Выбрать главу

После Февральской революции, весной 1917-го, Набоков-старший работал во Временном правительстве, а позже, когда установилась большевистская диктатура, был членом другого, недолго просуществовавшего Временного правительства на еще сохранявшем хрупкую свободу юге России. Эта кучка людей, русских интеллигентов — либералов и социалистов некоммунистического толка — по основным вопросам придерживалась тех же взглядов, что и западные демократы. Впрочем, нынешним американским интеллектуалам, почерпнувшим свои познания в русской истории из коммунистических и финансируемых коммунистами источников, попросту ничего не известно об этом периоде. Большевистские историки, само собой разумеется, принижали значение борьбы демократов, сводили ее до минимума, грубо извращали факты, всячески поносили их и навешивали пропагандистские ярлыки («реакционеры», «лакеи», «рептилии» и так далее), ничем не отличаясь от советских журналистов, именующих нынешних удивленных американских официальных лиц «фашистами». Удивляться надо было тридцать лет назад.

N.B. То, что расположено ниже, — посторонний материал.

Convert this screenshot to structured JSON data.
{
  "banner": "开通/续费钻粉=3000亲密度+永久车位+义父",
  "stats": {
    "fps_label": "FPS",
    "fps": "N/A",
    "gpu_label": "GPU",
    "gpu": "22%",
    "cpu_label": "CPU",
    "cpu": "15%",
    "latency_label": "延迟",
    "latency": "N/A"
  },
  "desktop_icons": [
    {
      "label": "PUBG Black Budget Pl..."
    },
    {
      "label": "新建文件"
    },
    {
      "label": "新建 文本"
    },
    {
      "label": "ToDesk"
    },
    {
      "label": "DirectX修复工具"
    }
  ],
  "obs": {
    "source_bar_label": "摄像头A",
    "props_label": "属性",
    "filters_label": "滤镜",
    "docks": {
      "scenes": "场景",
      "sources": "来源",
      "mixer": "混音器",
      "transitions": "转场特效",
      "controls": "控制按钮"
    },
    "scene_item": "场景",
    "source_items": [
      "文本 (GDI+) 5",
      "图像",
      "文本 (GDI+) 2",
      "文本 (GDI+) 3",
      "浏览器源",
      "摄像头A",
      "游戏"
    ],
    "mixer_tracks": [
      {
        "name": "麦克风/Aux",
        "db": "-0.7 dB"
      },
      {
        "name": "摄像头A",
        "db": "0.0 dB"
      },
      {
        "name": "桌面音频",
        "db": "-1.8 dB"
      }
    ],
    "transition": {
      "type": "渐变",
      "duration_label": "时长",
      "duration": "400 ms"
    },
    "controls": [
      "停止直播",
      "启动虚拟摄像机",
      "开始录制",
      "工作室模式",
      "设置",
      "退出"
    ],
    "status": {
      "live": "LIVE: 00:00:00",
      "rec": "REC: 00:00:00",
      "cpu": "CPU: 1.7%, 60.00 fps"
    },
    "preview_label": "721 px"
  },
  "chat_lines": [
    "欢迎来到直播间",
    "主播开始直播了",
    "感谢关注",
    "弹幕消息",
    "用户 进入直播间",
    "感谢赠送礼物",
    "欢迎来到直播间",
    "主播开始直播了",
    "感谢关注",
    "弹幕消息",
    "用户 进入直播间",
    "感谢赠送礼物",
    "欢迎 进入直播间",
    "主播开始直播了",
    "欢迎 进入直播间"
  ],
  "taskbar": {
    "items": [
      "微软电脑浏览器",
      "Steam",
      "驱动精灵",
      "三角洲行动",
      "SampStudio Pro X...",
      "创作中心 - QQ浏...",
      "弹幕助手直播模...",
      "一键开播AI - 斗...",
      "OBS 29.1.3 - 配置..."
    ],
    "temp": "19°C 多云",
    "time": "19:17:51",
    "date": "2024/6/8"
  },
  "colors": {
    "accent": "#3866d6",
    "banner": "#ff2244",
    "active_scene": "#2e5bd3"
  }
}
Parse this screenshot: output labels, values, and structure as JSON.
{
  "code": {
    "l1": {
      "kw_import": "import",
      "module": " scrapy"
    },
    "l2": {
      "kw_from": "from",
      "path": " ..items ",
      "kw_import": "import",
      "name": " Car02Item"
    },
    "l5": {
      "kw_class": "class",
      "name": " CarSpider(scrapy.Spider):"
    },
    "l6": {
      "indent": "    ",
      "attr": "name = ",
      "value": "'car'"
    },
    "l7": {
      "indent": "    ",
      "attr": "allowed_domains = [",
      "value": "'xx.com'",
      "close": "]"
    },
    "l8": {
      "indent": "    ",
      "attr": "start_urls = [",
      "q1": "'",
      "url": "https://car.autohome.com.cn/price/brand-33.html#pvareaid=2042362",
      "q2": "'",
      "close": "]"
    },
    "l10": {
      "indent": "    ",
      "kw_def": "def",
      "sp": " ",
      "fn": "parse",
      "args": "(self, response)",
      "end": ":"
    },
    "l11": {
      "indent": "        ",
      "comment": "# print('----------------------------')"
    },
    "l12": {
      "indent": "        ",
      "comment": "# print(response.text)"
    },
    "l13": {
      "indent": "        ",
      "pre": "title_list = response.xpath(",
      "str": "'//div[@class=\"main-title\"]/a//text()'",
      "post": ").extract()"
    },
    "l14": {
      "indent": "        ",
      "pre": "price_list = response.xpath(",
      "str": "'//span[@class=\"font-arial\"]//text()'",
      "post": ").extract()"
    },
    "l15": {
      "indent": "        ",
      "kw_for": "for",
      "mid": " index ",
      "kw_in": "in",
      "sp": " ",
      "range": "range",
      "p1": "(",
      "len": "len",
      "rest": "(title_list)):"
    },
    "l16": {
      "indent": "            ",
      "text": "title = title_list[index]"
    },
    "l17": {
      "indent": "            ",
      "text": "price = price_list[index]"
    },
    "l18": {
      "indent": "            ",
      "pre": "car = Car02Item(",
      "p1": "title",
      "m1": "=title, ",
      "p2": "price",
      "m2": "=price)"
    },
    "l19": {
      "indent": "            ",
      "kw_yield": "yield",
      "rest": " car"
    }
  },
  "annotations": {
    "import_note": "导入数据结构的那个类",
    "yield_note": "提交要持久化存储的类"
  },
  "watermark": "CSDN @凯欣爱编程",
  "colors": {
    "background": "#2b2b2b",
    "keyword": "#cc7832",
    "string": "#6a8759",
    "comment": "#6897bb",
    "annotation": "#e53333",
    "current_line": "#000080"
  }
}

Читатели набоковской книги обратят внимание на необычайное сходство между нынешним отношением к Советской России бывших ленинистов и раздраженных сталинистов в этой стране и непопулярными мнениями, которые русские интеллигенты выражали в эмигрантской периодике на протяжении трех десятилетий с момента большевистской революции, пока наши рьяные радикалы раболепствовали перед Советской Россией. Приходится допустить, что русские политические писатели в эмиграции или намного опередили свое время в понимании истинного духа и неизбежной эволюции советского режима, или они обладали интуицией и даром предвидения, граничащими с чудом.

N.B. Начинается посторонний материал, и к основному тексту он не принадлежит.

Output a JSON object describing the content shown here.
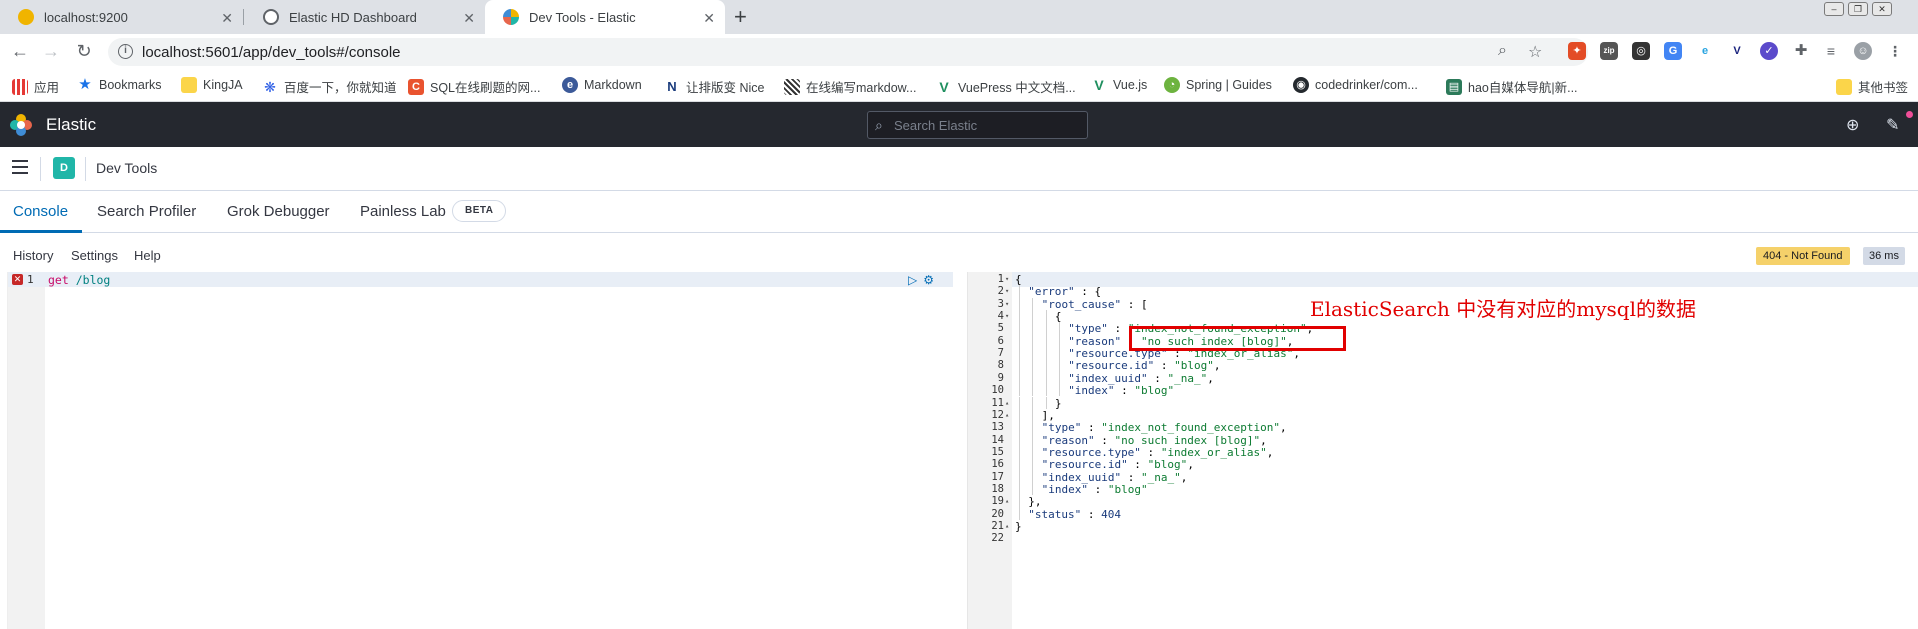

Мы живо представляем себе годы, проведенные мисс Браун в колледже. Не то с автором «Убедительного доказательства», поскольку он совершенно ничего не говорит о школе, которую он, конечно же, должен был посещать. Покинув Россию на заре советской эры, Набоков завершил свое образование в Кембриджском университете. С 1922 по 1940 он жил в разных местах в Европе, преимущественно в Берлине и Париже. Занятно, кстати, сравнить жутковатое впечатление, которое оставил у Набокова Берлин в эпоху между двумя войнами, и написанные одновременно, но намного более лиричные воспоминания Спендера (опубликованные года два назад в «Партизэн ревью»), особенно то их место, где говорится о «безжалостно-прекрасных немецких юношах».{31}

Описывая свою литературную деятельность в годы, когда он находился в добровольном изгнании в Европе, Набоков в несколько докучливой манере говорит о себе в третьем лице, именуя себя «Сириным». Под этим литературным псевдонимом он был, и остается по сию пору, хорошо известен в узком, но высококультурном и своеобразном мире русских экспатриантов. Не подлежит сомнению, что, перестав на деле быть русским писателем, он волен говорить о произведениях Сирина как о принадлежащих другому писателю. Но думается, истинная цель этого — представить себя или, вернее, самую заветную часть себя в нарисованной им картине. Поневоле вспоминаешь о тех проблемах «объективной реальности», что обсуждает философия науки. Наблюдатель создает подробную картину вселенной, но закончив, обнаруживает, что в ней чего-то недостает: его собственного «я». Поэтому он помещает в нее и себя. Но «я» вновь оказывается снаружи и все опять повторяется в бесконечной череде проекций, как в тех рекламах, что изображают девушку, которая держит свой портрет, на котором она держит свой портрет, где она держит свой портрет, изображение на котором уже неразличимо только по причине зернистости печати.